1. Seasonal Changes in Energy Use
Energy use spikes during extreme temperatures—summer and winter—when heating and cooling systems run the most. Air conditioners in summer and heaters or heat pumps in winter are often the biggest energy users in a home.
To reduce energy use during peak seasons:
- Use a programmable thermostat to adjust temperatures automatically.
- Keep blinds closed during the hottest part of the day in summer.
- Seal any air leaks around windows and doors to keep heat or cool air inside.
Making small changes to how you manage your home’s climate can ease the strain on your wallet.
2. Appliance Efficiency and Usage Habits
Older appliances use more electricity than newer, energy-efficient models. Dishwashers, refrigerators, and washing machines over 10 years old could be unnecessarily increasing your bill.
Tips to cut down on appliance-related costs:
- Run washing machines and dishwashers only when full.
- Unplug appliances when not in use—yes, even that coffee maker.
- Replace incandescent bulbs with LEDs and turn off lights in unoccupied rooms.
Using energy-efficient habits and appliances helps cut down overall power consumption without compromising daily comfort.
3. Household Size and Lifestyle
Homes with more people use more electricity—more showers, laundry, and charging devices all add up. Similarly, lifestyles with more electronics or work-from-home setups can increase demand.
Here’s what can help:
- Set limits on screen time or electronics usage.
- Consolidate laundry loads and reduce the number of drying cycles.
- Encourage family members to adopt energy-conscious routines.
Even a few consistent changes across multiple family members can noticeably lower usage.

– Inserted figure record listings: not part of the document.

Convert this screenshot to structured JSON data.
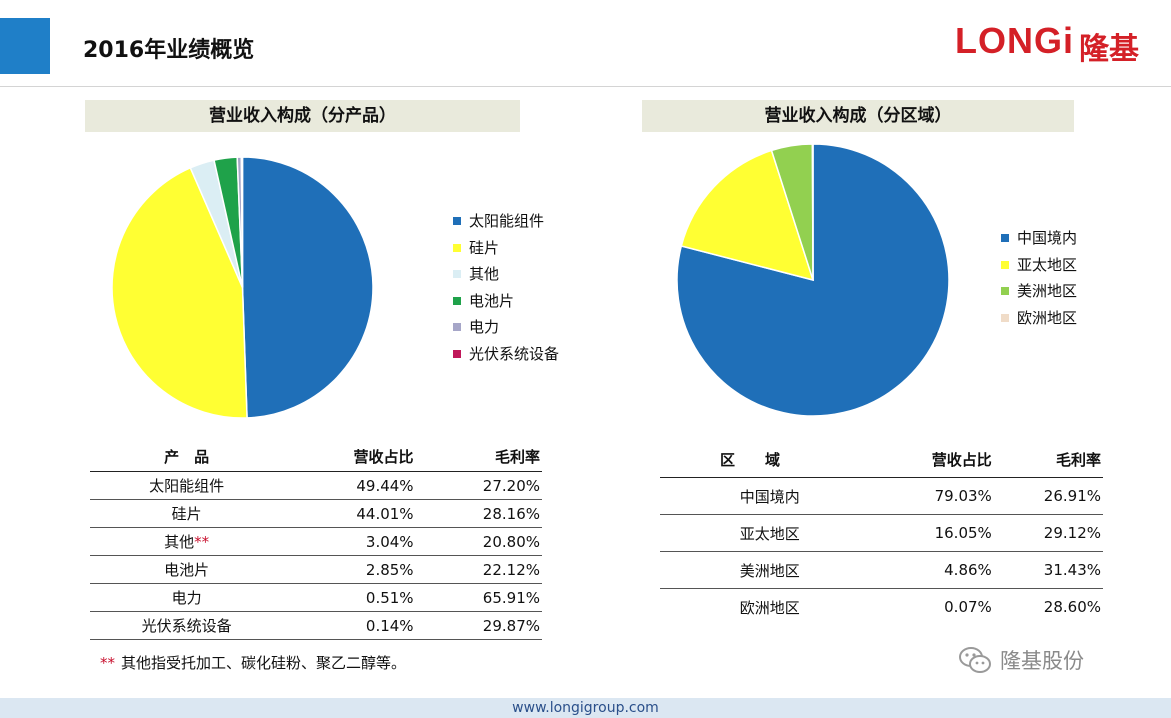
{
  "header": {
    "title": "2016年业绩概览",
    "logo_text": "LONGi",
    "logo_cn": "隆基",
    "accent_color": "#1f7fc8",
    "brand_color": "#d42027"
  },
  "left_section": {
    "header": "营业收入构成（分产品）",
    "table": {
      "columns": [
        "产　品",
        "营收占比",
        "毛利率"
      ],
      "rows": [
        {
          "name": "太阳能组件",
          "share": "49.44%",
          "margin": "27.20%"
        },
        {
          "name": "硅片",
          "share": "44.01%",
          "margin": "28.16%"
        },
        {
          "name": "其他",
          "name_suffix": "**",
          "share": "3.04%",
          "margin": "20.80%"
        },
        {
          "name": "电池片",
          "share": "2.85%",
          "margin": "22.12%"
        },
        {
          "name": "电力",
          "share": "0.51%",
          "margin": "65.91%"
        },
        {
          "name": "光伏系统设备",
          "share": "0.14%",
          "margin": "29.87%"
        }
      ]
    }
  },
  "right_section": {
    "header": "营业收入构成（分区域）",
    "table": {
      "columns": [
        "区　　域",
        "营收占比",
        "毛利率"
      ],
      "rows": [
        {
          "name": "中国境内",
          "share": "79.03%",
          "margin": "26.91%"
        },
        {
          "name": "亚太地区",
          "share": "16.05%",
          "margin": "29.12%"
        },
        {
          "name": "美洲地区",
          "share": "4.86%",
          "margin": "31.43%"
        },
        {
          "name": "欧洲地区",
          "share": "0.07%",
          "margin": "28.60%"
        }
      ]
    }
  },
  "chart_data": [
    {
      "type": "pie",
      "title": "",
      "labels": [
        "太阳能组件",
        "硅片",
        "其他",
        "电池片",
        "电力",
        "光伏系统设备"
      ],
      "values": [
        49.44,
        44.01,
        3.04,
        2.85,
        0.51,
        0.14
      ],
      "colors": [
        "#1f6fb8",
        "#ffff33",
        "#dbeef4",
        "#1fa24a",
        "#a6a6c8",
        "#c0185a"
      ],
      "legend": "right"
    },
    {
      "type": "pie",
      "title": "",
      "labels": [
        "中国境内",
        "亚太地区",
        "美洲地区",
        "欧洲地区"
      ],
      "values": [
        79.03,
        16.05,
        4.86,
        0.07
      ],
      "colors": [
        "#1f6fb8",
        "#ffff33",
        "#92d050",
        "#f0dcc8"
      ],
      "legend": "right"
    }
  ],
  "footnote": {
    "stars": "**",
    "text": "其他指受托加工、碳化硅粉、聚乙二醇等。"
  },
  "wechat": {
    "account_name": "隆基股份"
  },
  "footer": {
    "url": "www.longigroup.com"
  }
}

4. Rate Structure and Time of Use
Power rates depend on your utility provider and billing plan. Some offer time-of-use pricing, with higher costs during peak hours and lower costs off-peak.
Ways to save under this model:
- Shift high-energy tasks (like running the dryer) to evenings or weekends.

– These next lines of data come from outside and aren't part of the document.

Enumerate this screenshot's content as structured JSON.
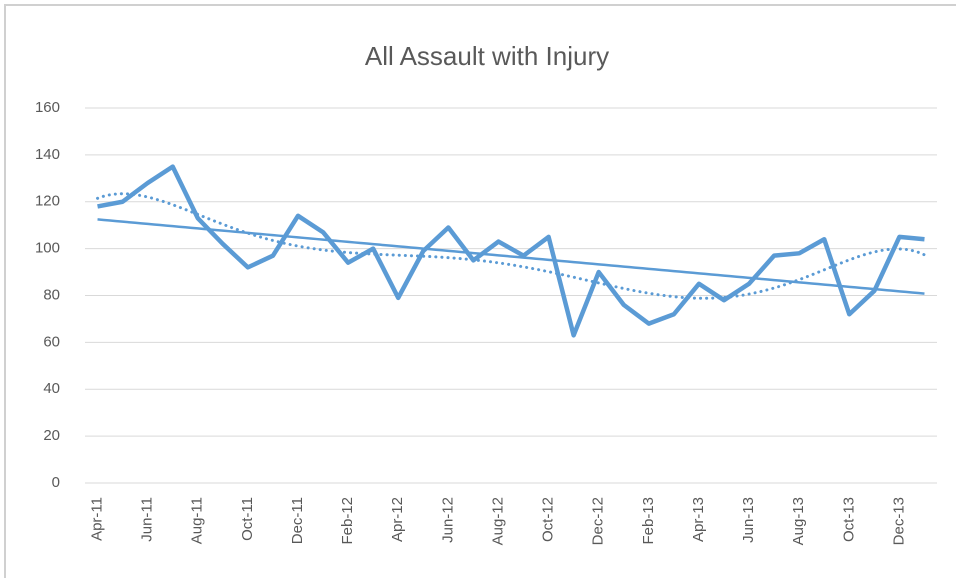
{
  "chart_data": {
    "type": "line",
    "title": "All Assault with Injury",
    "categories": [
      "Apr-11",
      null,
      "Jun-11",
      null,
      "Aug-11",
      null,
      "Oct-11",
      null,
      "Dec-11",
      null,
      "Feb-12",
      null,
      "Apr-12",
      null,
      "Jun-12",
      null,
      "Aug-12",
      null,
      "Oct-12",
      null,
      "Dec-12",
      null,
      "Feb-13",
      null,
      "Apr-13",
      null,
      "Jun-13",
      null,
      "Aug-13",
      null,
      "Oct-13",
      null,
      "Dec-13",
      null
    ],
    "series": [
      {
        "color": "#5b9bd5",
        "values": [
          118,
          120,
          128,
          135,
          113,
          102,
          92,
          97,
          114,
          107,
          94,
          100,
          79,
          99,
          109,
          95,
          103,
          97,
          105,
          63,
          90,
          76,
          68,
          72,
          85,
          78,
          85,
          97,
          98,
          104,
          72,
          82,
          105,
          104
        ]
      }
    ],
    "trendlines": [
      {
        "type": "linear"
      },
      {
        "type": "polynomial",
        "order": 6,
        "dashed": true
      }
    ],
    "ylim": [
      0,
      160
    ],
    "yticks": [
      0,
      20,
      40,
      60,
      80,
      100,
      120,
      140,
      160
    ],
    "grid": true
  }
}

- Charge devices or electric vehicles overnight when rates may be lower.
- Learn your provider’s billing plan and adjust routines accordingly.
Understanding when you use electricity is just as important as how much you use.
5. Home Insulation and Structural Efficiency
Poor insulation forces heating and cooling systems to work harder. Drafty windows, thin walls, and unsealed ducts let air escape, wasting energy.
Here’s how to make your home more efficient:
- Add weather stripping to doors and windows.
- Insulate your attic or crawl spaces.
- Install ceiling fans to circulate air more efficiently.
Improving your home’s structure is a longer-term investment, but it pays off in the form of lower bills and a more comfortable living environment.
Conclusion
Rising Utah power rates may be out of your control, but your home’s energy efficiency isn’t. Small changes—like adjusting appliance use, upgrading to energy-efficient systems, or turning off lights—can make a big difference. Monitor your energy usage, check your bill for patterns, and make one change at a time. With a few mindful steps, you can cut costs and take control of your energy habits.